What M&A leaders should watch next

The next wave of M&A will likely be shaped by three forces. First, large strategic bets are back: LSEG’s 2025 data shows the market has already rebounded sharply. Second, buyers are still navigating contradictory conditions, with PwC describing a market where deals are getting done but with higher stakes and harder choices. Third, AI is becoming embedded in the process itself, with KPMG finding that most dealmakers are already using it in screening, value creation analysis, and integration work.

That combination should change how companies think about M&A. The advantage will not go to the most aggressive bidder.

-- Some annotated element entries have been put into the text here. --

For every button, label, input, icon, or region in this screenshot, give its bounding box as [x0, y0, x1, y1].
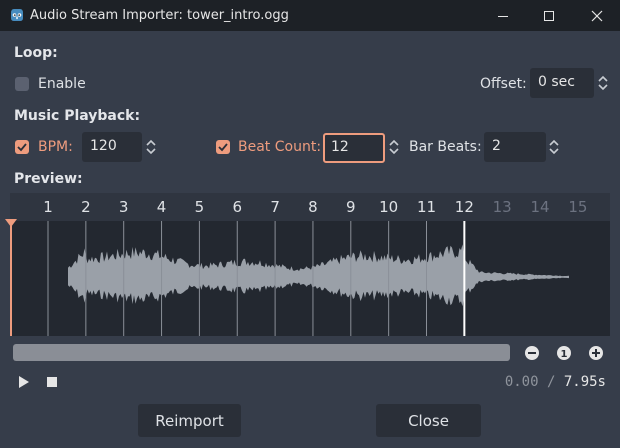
reimport-button[interactable]: Reimport: [138, 404, 241, 437]
waveform-shape: [68, 244, 569, 307]
zoom-reset-icon[interactable]: 1: [556, 345, 572, 361]
preview-scrollbar[interactable]: [13, 344, 510, 361]
checkmark-icon: [17, 143, 27, 152]
zoom-level: 1: [561, 349, 568, 360]
close-button[interactable]: Close: [376, 404, 481, 437]
title-bar: Audio Stream Importer: tower_intro.ogg: [0, 0, 620, 31]
beat-number-label: 8: [308, 198, 318, 216]
beat-number-label: 1: [43, 198, 53, 216]
bpm-label: BPM:: [38, 139, 73, 155]
loop-section-label: Loop:: [14, 45, 58, 61]
beat-number-label: 13: [492, 198, 512, 216]
stop-icon[interactable]: [47, 377, 57, 387]
godot-icon: [11, 9, 23, 21]
bpm-value: 120: [90, 138, 117, 154]
beat-count-checkbox[interactable]: [216, 140, 230, 154]
beat-number-label: 15: [568, 198, 588, 216]
bpm-spin-arrows-icon[interactable]: [145, 138, 157, 156]
beat-number-label: 12: [454, 198, 474, 216]
beat-number-label: 5: [194, 198, 205, 216]
zoom-out-icon[interactable]: [524, 345, 540, 361]
beat-count-spinbox[interactable]: 12: [323, 133, 385, 163]
bpm-spinbox[interactable]: 120: [82, 132, 142, 162]
maximize-button[interactable]: [526, 0, 572, 31]
close-icon: [591, 10, 603, 21]
offset-spin-arrows-icon[interactable]: [597, 74, 609, 92]
beat-number-label: 6: [232, 198, 243, 216]
bar-beats-spinbox[interactable]: 2: [484, 132, 546, 162]
beat-count-label: Beat Count:: [238, 139, 322, 155]
waveform-graph: [47, 221, 569, 336]
offset-value: 0 sec: [538, 74, 575, 90]
beat-count-value: 12: [331, 139, 349, 155]
scrollbar-grabber[interactable]: [13, 344, 510, 361]
play-icon[interactable]: [18, 376, 30, 388]
preview-section-label: Preview:: [14, 171, 83, 187]
beat-number-label: 9: [346, 198, 356, 216]
beat-number-label: 10: [379, 198, 399, 216]
bpm-checkbox[interactable]: [15, 140, 29, 154]
beat-number-label: 11: [416, 198, 437, 216]
beat-timeline[interactable]: 1 2 3 4 5 6 7 8 9 10 11 12 13 14 15: [10, 193, 610, 221]
beat-number-label: 2: [81, 198, 91, 216]
loop-enable-label: Enable: [38, 76, 86, 92]
beat-number-label: 4: [156, 198, 167, 216]
time-display: 0.00 / 7.95s: [505, 374, 606, 390]
checkmark-icon: [218, 143, 228, 152]
current-time: 0.00: [504, 374, 539, 390]
dialog-content: Loop: Enable Offset: 0 sec Music Playbac…: [0, 31, 620, 448]
maximize-icon: [544, 10, 554, 21]
offset-label: Offset:: [480, 76, 527, 92]
total-time: 7.95s: [563, 374, 606, 390]
minimize-button[interactable]: [480, 0, 526, 31]
minimize-icon: [498, 15, 508, 17]
waveform-preview[interactable]: [10, 221, 610, 336]
bar-beats-spin-arrows-icon[interactable]: [548, 138, 560, 156]
playhead-cursor[interactable]: [10, 221, 12, 336]
beat-number-label: 7: [270, 198, 280, 216]
music-playback-section-label: Music Playback:: [14, 108, 141, 124]
beat-number-label: 14: [530, 198, 550, 216]
zoom-in-icon[interactable]: [588, 345, 604, 361]
bar-beats-value: 2: [492, 138, 501, 154]
bar-beats-label: Bar Beats:: [409, 139, 482, 155]
time-separator: /: [546, 374, 556, 390]
loop-enable-checkbox[interactable]: [15, 77, 29, 91]
beat-count-spin-arrows-icon[interactable]: [388, 138, 400, 156]
close-window-button[interactable]: [574, 0, 620, 31]
beat-number-label: 3: [118, 198, 129, 216]
window-title: Audio Stream Importer: tower_intro.ogg: [30, 8, 289, 23]
offset-spinbox[interactable]: 0 sec: [530, 68, 594, 98]
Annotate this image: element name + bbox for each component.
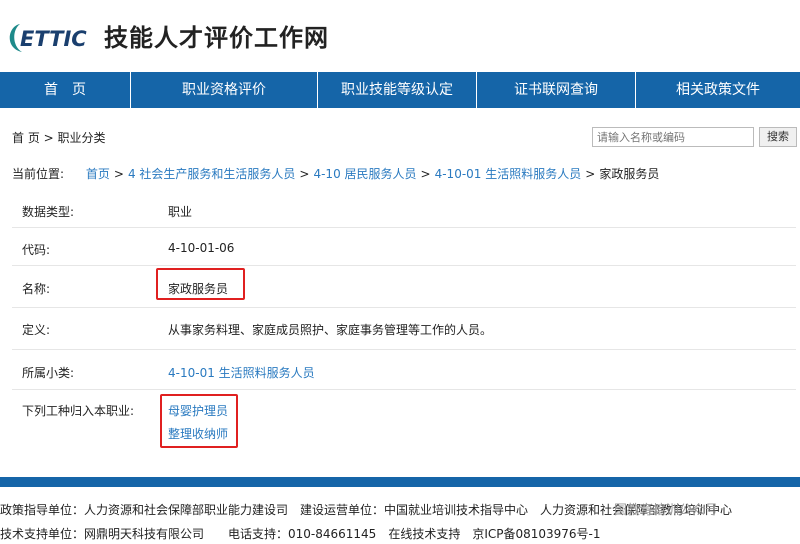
search-button[interactable]: 搜索 [759,127,797,147]
svg-text:ETTIC: ETTIC [20,27,87,51]
footer-bar [0,477,800,487]
data-type-value: 职业 [168,205,193,219]
definition-value: 从事家务料理、家庭成员照护、家庭事务管理等工作的人员。 [168,323,493,337]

It will go to the buyer that can evaluate better, diligence deeper, structure smarter, and integrate faster without breaking the business.

Conclusion

Understanding the M&A process from evaluation to integration means understanding one central idea: a deal is only as good as the system behind it. Evaluation determines whether the strategy is sound. Diligence reveals whether the target is truly worth the risk. Structuring decides how uncertainty is shared. Pre-close planning protects stability. Integration converts promises into measurable results.

In 2025 and 2026, that end-to-end discipline matters more than ever. Deal values are rising, AI is reshaping the workflow, and risk has become more multidimensional, spanning regulation, financing, cyber exposure, culture, and execution. The companies that win in M&A will not be the ones that simply close transactions. They will be the ones that treat M&A as a full business transformation process and manage it that way from the first evaluation meeting to the last integration milestone.

FAQs

What does M&A stand for?

M&A stands for mergers and acquisitions between two businesses.

Why do companies go through M&A?

Companies use M&A to grow faster, enter new markets or gain new capabilities.

What is the first step in the M&A process?

The first step is evaluating the target and defining the strategic reason for the deal.

What happens during due diligence?

Due diligence checks the target’s finances, operations, legal risks and overall business health.

Why is valuation important in M&A?

Valuation helps buyers decide what the business is worth and avoid overpaying.

What is deal structuring in M&A?

Deal structuring sets the terms, pricing, payment method, and risk-sharing conditions.

What is post-merger integration?

Post-merger integration is the process of combining teams, systems and operations after the deal closes.

Why do some M&A deals fail?

Many deals fail because of poor planning, culture clashes, or weak integration.